- #1
Storm6436
Homework Statement
The motion of a particle is described in standard planepolar coordinates. Derive
an expression for each of ##\frac{d\hat{r}}{d\theta}## and ##\frac{d\hat{\theta}}{d\theta}##, each in terms of one or both of ##\hat{r}## and ##\hat{\theta}## as necessary. Derive both results through using each of two
methods:
i.First method: Start by expressing ##\hat{r}## and ##\hat{\theta}## in terms of Cartesian unit vectors. Then differentiate each expression, make a diagram and use geometry or trigonometry, etc. Clearly show all
necessary steps of the argument for each.
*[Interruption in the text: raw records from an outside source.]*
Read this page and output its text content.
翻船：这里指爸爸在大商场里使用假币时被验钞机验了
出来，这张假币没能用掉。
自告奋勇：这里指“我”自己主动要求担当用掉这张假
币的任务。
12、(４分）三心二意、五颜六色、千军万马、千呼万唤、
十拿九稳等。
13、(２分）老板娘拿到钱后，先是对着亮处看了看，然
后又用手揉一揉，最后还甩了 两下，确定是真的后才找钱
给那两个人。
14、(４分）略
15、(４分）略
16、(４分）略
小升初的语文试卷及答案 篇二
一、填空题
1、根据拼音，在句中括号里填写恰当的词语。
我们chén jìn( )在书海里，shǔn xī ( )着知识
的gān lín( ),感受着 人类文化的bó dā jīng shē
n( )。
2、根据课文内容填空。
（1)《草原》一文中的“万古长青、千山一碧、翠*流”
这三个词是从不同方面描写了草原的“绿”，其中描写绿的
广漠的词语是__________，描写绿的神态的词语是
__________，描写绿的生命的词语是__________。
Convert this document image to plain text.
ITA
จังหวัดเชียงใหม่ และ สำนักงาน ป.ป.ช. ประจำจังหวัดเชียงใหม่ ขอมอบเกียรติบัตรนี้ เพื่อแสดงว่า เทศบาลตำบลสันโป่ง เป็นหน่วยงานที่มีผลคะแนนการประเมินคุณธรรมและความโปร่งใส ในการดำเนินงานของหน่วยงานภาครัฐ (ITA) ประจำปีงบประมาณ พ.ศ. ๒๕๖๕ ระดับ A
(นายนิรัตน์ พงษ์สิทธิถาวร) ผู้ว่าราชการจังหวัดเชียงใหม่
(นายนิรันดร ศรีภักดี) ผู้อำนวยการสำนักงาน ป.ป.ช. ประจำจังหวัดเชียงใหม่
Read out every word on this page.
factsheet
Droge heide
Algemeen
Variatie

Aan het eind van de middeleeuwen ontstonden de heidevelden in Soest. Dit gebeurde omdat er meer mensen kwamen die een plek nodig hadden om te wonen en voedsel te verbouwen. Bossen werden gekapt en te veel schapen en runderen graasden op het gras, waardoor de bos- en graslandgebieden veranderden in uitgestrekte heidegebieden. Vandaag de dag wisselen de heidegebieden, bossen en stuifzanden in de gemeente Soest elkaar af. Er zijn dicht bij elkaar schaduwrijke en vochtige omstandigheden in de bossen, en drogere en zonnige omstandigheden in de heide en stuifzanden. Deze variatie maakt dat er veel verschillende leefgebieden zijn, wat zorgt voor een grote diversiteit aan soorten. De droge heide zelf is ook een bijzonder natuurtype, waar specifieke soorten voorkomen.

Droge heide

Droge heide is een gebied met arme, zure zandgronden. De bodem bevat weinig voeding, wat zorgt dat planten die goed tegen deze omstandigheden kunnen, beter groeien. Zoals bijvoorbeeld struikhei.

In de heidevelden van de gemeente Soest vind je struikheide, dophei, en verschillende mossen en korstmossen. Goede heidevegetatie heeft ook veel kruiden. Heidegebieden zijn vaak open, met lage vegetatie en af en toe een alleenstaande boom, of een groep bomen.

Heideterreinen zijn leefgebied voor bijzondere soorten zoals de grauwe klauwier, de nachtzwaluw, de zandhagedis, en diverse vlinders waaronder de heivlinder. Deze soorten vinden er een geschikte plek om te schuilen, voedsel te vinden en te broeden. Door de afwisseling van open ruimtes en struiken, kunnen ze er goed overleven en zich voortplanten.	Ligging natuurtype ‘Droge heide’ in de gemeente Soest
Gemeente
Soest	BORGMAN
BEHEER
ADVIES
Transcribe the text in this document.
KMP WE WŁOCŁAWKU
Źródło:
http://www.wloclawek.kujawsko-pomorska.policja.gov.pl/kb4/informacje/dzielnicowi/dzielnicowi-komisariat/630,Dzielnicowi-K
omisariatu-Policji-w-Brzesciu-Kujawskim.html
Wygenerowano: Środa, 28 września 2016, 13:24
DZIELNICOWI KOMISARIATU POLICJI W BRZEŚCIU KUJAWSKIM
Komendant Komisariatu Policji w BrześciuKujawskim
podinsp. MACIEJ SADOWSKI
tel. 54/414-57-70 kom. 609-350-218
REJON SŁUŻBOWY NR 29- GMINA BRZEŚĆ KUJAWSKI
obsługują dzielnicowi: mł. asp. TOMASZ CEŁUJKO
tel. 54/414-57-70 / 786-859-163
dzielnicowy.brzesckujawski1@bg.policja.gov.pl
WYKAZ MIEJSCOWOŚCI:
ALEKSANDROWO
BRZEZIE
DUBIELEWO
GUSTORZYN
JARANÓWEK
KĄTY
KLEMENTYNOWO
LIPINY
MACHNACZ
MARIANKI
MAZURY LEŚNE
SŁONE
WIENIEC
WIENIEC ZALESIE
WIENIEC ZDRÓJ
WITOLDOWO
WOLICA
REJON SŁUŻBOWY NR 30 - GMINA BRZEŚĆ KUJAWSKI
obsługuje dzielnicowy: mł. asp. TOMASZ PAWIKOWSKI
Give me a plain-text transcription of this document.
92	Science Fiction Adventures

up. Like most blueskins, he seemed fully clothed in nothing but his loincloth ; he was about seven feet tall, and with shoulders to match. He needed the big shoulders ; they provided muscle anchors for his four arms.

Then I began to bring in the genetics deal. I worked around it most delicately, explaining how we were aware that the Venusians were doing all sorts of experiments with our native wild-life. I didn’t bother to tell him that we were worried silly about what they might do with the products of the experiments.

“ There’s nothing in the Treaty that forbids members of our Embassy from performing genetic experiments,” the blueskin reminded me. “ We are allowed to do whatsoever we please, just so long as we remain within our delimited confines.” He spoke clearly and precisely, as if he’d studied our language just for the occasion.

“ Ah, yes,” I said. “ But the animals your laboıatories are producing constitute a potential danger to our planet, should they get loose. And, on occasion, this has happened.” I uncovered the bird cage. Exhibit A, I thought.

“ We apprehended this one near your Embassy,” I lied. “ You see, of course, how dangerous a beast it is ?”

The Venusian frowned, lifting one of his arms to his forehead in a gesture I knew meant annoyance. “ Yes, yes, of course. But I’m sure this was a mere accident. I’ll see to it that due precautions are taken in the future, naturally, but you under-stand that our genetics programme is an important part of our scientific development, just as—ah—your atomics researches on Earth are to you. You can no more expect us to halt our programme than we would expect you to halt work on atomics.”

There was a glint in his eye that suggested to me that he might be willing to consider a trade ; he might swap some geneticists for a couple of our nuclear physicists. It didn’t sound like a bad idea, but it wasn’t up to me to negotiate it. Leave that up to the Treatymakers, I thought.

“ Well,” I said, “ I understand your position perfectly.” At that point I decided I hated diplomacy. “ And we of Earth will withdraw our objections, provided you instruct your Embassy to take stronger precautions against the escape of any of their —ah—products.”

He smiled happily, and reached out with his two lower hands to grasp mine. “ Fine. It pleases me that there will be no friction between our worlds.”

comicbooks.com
(Omitting second method because I'm pretty sure once I figure the first out, I'll be able to use the rotating frames argument on my own)
Homework Equations
$$y=r\sin(\theta)$$
$$\frac{dy}{d\theta}=r\cos(\theta)$$
$$x=r\cos(\theta)$$
$$\frac{dx}{d\theta}=-r\sin(\theta)$$
$$r\hat{r}=x\cos{\theta}\hat{x} + y\sin{\theta}\hat{y}$$
The Attempt at a Solution
So I chucked a ##\frac{d}{d\theta}## at the last equation listed, which spits out: $$ \frac{dr}{d\theta}\hat{r} +r \frac{d\hat{r}}{d\theta} = \left(\frac{dx}{d\theta}\cos{\theta}- x\sin{\theta}\right)\hat{x} + \left( \frac{dy}{d\theta}\sin{\theta}+ y\sin{\theta}\right)\hat{y}$$
I then figured if we're rolling only in ##\theta##, then by the fact that ##\hat{\theta}## is orthogonal to ##\hat{r}##, that makes ## \frac{dr}{d\theta}\hat{r} = 0##
With that in mind, I subbed in the two equations for ##\frac{dx}{d\theta}## and ##\frac{dy}{d\theta}## which yielded:
$$r \frac{d\hat{r}}{d\theta} = \left(-r\sin{\theta}\cos{\theta}-r\sin{\theta}\cos{\theta}\right)\hat{x} + \left( r\sin{\theta}\cos{\theta}+r\sin{\theta}\cos{\theta}\right)\hat{y}$$
Which simplifies to:
$$r \frac{d\hat{r}}{d\theta} = -2r\sin{\theta}\cos{\theta}\hat{x} +2r\sin{\theta}\cos{\theta}\hat{y}$$
I guess where I'm stuck is trying to boil it down further into just ##\hat{r}## and ##\hat{\theta}##. It's been way too long since I've done vector calc, so I'm not sure if I can just divide out all the r's or where else I should go from this step, provided I even did it right in the first place. I mean, it'd be nice if I could snarf the cos off the x and the sin off the y and be all voila, ##\hat{r}## but I'm pretty certain that's not how this works.
Similarly, I'm expecting this to end up something like ##\frac{d\hat{r}}{d\theta}=d\theta## and this doesn't look to me like it's heading that way at all.